BUILDING ON A LEGACY
New scholarship continues retiring professor's desire to help students
A retiring East Carolina University professor known for changing lives is being honored through a new scholarship that will continue his legacy.
Dr. J. Barry DuVall will retire this month after 32 years as a professor in the Department of Technology Systems in the College of Engineering and Technology.
DuVall’s former student and ECU alumnus Timothy Gomez created the Dr. Barry DuVall/Timothy M. Gomez Teacher’s Choice scholarship to help future ECU students realize their dreams. Industrial technology students William Koch and Gregory Parrish received the first scholarships this fall.
“The recipients are students who cannot dedicate 100 percent of their time to studies, and this is one way that we’re able to help better their lives so they can focus on their education, like Dr. DuVall did for me and many others,” said Gomez ’92 ’95.
“He made us be everything we could be, and he wouldn’t settle for anything less,” Gomez said. “After 50 years of riding students like me, there’s many of us out there that owe our lives to him, and for me personally, he changed my life.”
Gomez is CEO of Dixon Ticonderoga, one of the oldest manufacturers of writing instruments, arts and crafts and fine art products in the United States. But 25 years ago, Gomez was a struggling ECU student from northeastern North Carolina who didn’t have very good grades because he was working 60 hours a week to make ends meet.
That all changed, he said, after DuVall approached him about graduate school. Gomez said DuVall helped him get into graduate school and a grant program that allowed him to focus on school instead of having to work all the time.

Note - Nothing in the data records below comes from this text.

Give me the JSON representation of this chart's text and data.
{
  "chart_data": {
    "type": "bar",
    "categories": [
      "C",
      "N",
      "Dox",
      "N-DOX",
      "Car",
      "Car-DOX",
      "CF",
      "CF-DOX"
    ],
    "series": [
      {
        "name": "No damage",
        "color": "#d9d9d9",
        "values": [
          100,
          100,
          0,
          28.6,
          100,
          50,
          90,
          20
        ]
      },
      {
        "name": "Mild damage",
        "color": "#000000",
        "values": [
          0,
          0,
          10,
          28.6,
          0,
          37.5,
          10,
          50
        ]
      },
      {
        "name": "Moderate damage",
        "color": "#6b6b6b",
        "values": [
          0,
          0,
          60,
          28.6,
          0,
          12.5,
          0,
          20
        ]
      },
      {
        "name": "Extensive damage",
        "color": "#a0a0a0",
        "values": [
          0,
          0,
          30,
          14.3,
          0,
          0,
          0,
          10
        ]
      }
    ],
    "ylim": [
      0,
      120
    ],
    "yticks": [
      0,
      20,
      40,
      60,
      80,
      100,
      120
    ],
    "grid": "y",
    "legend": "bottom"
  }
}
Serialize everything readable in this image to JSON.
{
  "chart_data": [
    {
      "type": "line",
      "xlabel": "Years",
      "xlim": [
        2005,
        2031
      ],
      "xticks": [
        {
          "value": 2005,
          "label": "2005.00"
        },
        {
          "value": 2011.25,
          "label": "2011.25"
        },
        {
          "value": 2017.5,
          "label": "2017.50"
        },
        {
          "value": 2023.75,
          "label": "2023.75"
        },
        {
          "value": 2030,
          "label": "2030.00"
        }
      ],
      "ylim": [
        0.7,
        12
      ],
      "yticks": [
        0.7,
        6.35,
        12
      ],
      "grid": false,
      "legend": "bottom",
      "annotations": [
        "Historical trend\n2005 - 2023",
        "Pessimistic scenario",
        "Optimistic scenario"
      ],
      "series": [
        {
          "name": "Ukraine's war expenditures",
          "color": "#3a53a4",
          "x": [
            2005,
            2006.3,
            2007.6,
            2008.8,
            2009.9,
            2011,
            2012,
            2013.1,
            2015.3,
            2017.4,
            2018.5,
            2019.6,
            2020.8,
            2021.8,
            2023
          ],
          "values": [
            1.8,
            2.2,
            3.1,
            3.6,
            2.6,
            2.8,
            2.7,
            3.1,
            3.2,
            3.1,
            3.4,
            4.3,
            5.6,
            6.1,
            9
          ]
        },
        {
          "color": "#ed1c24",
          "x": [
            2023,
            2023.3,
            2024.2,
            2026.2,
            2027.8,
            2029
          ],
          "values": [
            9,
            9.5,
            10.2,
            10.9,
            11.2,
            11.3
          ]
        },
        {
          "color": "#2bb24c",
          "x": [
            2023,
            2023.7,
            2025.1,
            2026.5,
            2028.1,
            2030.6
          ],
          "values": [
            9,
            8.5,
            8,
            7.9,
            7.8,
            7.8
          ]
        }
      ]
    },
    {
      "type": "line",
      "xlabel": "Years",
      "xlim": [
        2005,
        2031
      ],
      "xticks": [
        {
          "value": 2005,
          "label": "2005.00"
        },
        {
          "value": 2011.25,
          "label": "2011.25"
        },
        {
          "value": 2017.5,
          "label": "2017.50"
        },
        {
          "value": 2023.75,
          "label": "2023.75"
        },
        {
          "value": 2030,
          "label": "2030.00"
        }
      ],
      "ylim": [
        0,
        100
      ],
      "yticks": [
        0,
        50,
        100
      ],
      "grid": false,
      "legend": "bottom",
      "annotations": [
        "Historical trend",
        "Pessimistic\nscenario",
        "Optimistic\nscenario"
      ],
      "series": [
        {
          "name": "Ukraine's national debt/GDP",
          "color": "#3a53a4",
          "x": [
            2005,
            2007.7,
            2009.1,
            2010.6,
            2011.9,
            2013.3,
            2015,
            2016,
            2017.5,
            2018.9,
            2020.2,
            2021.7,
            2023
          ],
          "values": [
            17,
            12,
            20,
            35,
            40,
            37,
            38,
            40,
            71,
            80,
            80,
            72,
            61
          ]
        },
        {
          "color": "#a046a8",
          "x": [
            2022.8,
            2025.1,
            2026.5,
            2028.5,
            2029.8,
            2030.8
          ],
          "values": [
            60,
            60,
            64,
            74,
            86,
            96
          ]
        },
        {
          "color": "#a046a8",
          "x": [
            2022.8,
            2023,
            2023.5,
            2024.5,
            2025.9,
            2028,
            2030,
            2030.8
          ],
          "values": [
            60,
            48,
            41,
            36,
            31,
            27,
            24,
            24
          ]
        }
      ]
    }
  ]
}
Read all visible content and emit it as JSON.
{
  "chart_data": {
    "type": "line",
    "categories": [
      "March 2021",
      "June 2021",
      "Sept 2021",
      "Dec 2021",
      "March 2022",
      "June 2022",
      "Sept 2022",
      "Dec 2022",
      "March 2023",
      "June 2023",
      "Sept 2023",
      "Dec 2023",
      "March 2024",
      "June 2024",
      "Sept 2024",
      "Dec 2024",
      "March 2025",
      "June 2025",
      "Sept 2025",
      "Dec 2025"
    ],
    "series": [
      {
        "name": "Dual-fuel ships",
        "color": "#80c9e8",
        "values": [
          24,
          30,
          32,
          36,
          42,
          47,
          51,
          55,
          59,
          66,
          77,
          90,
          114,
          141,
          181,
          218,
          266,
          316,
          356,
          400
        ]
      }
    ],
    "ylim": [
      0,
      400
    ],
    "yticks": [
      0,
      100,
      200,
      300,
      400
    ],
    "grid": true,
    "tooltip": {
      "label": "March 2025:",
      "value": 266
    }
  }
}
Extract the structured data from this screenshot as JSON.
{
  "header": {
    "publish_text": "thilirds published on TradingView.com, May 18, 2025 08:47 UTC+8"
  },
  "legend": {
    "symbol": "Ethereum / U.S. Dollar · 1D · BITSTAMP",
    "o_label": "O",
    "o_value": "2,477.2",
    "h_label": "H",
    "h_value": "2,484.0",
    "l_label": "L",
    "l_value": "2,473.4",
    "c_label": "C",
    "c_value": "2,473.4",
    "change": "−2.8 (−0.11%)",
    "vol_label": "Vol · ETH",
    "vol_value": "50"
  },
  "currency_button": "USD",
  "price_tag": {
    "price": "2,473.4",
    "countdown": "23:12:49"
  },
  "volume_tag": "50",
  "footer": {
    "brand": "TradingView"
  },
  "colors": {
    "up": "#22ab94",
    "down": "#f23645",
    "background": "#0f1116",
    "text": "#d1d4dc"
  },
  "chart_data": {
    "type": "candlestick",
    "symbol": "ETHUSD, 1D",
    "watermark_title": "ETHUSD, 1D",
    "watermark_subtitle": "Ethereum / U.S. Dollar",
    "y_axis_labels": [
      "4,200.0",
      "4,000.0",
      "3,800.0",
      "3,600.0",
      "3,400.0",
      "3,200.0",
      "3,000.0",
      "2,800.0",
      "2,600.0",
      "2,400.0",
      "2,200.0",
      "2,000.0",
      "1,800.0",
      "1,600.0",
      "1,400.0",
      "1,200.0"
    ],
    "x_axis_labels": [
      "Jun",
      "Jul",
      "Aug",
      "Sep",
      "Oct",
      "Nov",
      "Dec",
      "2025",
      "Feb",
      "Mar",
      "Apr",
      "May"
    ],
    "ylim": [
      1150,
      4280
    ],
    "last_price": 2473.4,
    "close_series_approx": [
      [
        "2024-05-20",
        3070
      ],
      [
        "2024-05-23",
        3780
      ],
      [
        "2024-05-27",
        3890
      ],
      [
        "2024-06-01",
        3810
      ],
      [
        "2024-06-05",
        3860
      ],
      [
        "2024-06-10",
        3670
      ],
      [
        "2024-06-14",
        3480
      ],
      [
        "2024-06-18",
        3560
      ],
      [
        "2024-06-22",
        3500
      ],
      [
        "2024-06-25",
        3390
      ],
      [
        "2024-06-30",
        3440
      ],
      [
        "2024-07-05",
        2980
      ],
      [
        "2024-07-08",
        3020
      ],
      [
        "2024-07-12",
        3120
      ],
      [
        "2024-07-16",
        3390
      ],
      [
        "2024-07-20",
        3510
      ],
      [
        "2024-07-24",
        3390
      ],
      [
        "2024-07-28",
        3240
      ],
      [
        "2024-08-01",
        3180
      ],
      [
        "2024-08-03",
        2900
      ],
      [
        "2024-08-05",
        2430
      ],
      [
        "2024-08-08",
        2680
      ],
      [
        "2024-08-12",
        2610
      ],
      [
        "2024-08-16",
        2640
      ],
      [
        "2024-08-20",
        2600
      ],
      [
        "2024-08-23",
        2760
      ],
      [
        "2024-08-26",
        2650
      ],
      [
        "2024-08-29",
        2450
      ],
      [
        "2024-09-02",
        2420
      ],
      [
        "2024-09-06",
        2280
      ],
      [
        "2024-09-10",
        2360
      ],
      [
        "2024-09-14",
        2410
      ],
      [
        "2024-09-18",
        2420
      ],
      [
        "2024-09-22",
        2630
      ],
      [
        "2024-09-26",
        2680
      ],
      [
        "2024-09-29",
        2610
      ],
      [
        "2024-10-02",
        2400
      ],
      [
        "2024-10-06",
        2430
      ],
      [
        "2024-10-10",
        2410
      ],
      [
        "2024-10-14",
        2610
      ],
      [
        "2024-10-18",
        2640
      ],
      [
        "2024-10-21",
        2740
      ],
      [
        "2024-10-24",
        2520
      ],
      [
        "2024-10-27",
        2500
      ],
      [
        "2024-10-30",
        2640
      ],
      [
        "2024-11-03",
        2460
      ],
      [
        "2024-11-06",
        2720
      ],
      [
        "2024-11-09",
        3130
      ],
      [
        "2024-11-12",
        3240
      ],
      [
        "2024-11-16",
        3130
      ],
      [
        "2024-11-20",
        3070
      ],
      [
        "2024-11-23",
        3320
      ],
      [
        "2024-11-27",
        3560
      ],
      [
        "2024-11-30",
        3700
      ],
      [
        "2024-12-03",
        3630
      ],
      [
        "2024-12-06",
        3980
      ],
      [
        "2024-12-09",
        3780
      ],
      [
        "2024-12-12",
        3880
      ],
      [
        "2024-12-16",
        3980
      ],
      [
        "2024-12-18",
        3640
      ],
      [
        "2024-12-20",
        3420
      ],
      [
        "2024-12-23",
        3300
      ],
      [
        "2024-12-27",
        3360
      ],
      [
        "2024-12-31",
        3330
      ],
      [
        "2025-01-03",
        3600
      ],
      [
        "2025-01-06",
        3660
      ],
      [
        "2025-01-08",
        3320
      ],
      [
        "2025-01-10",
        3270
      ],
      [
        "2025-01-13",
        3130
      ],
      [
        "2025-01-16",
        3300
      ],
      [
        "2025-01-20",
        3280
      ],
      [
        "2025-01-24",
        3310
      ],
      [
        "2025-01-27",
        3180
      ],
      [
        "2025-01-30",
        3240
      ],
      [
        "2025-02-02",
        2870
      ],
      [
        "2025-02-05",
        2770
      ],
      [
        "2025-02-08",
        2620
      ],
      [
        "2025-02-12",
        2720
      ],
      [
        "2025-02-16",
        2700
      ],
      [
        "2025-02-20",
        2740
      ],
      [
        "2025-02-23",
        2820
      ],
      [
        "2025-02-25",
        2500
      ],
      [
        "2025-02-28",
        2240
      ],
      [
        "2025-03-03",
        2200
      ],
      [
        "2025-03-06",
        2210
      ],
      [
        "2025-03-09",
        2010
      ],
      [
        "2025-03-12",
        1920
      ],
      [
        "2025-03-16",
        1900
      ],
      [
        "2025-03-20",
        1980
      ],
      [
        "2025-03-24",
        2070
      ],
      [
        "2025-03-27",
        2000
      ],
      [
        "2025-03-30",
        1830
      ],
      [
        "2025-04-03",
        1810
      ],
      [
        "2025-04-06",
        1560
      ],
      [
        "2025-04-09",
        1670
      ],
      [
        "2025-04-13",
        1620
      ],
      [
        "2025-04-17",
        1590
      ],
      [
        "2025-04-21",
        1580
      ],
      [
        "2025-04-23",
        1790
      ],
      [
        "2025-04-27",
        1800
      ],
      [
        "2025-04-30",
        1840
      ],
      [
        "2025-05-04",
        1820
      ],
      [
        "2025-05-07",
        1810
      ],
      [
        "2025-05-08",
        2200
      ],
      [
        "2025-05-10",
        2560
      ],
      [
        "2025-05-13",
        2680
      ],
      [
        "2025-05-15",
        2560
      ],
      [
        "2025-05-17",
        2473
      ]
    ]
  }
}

“My master’s degree grades were straight A’s,” Gomez said.
Another former student, Mike Putnam ’98 ’00, said DuVall’s impact is everlasting.
“Dr. Duvall mentored each student as though he had stock in their future career,” said Putnam, president and CEO of Sequence, a quality and compliance consulting firm in Raleigh. “He went well beyond teaching technical content. Dr. Duvall taught the intangibles every employer desires in a candidate, whether it was a proper handshake, the importance of eye contact or the value of self-confidence.”
DuVall said he came from a family of teachers, with his parents, aunts and uncles being in the profession. He received undergraduate and graduate degrees from Indiana State University, where he worked in the print shop with graphic arts. DuVall taught at several universities before coming to ECU in 1984. A decade later, he was on the forefront in teaching online classes.
“I have had one of the greatest jobs in the world. That’s because technology is always changing, there are always opportunities for improvement, and my students are working professionals who are results-oriented and make it all worthwhile.” Duvall said.
In September, Gomez picked up DuVall in a limousine and took him to the College of Engineering and Technology’s annual Robert E. and Betty S. Hill Recognition of Excellence Awards Ceremony. There, DuVall was presented with the J. Barry DuVall Lifetime Achievement Award.
“This was a surprise for me, that’s for sure,” DuVall said. “I just would never, ever anticipate anything like that. … That’s wonderful, you know.”
Dr. Tijjani Mohammed, chair of the ECU Department of Technology Systems, said it is nearly impossible to narrow DuVall’s impacts and contributions into a few sentences or even an article.
“Dr. John Barry DuVall is a legend… He will forever be remembered as one of the greatest technology teachers, a great colleague, a sincere friend and a caring mentor who offered unconditional support to everyone around him without any expectation of anything in return,” Mohammed said. “People like Dr. DuVall are very rare and to say that he will be sorely missed in our department and the university will be a gross understatement.”
DuVall’s email signature includes a quote: “I am here to help those who help themselves. Forge on!” Those who know him best agree that DuVall helped many students get all they could from their time at ECU.
“You just never know what to expect when you work with others,” DuVall said. “I could tell though that some of those people have the spark in the eye and the energy and enthusiasm. He (Gomez) was like that. And that always makes it worthwhile. That’s why I’ve done it (teaching) so long.”
Gomez said he wants students who come to ECU to know about DuVall, and he will make sure that happens through the Teacher’s Choice scholarship. Gomez plans to award four scholarships to technology systems students with demonstrated financial need in 2017, and will grow the fund from there.
“I love this man,” Gomez said. “As humble as he is, he deserves to retire in this way.”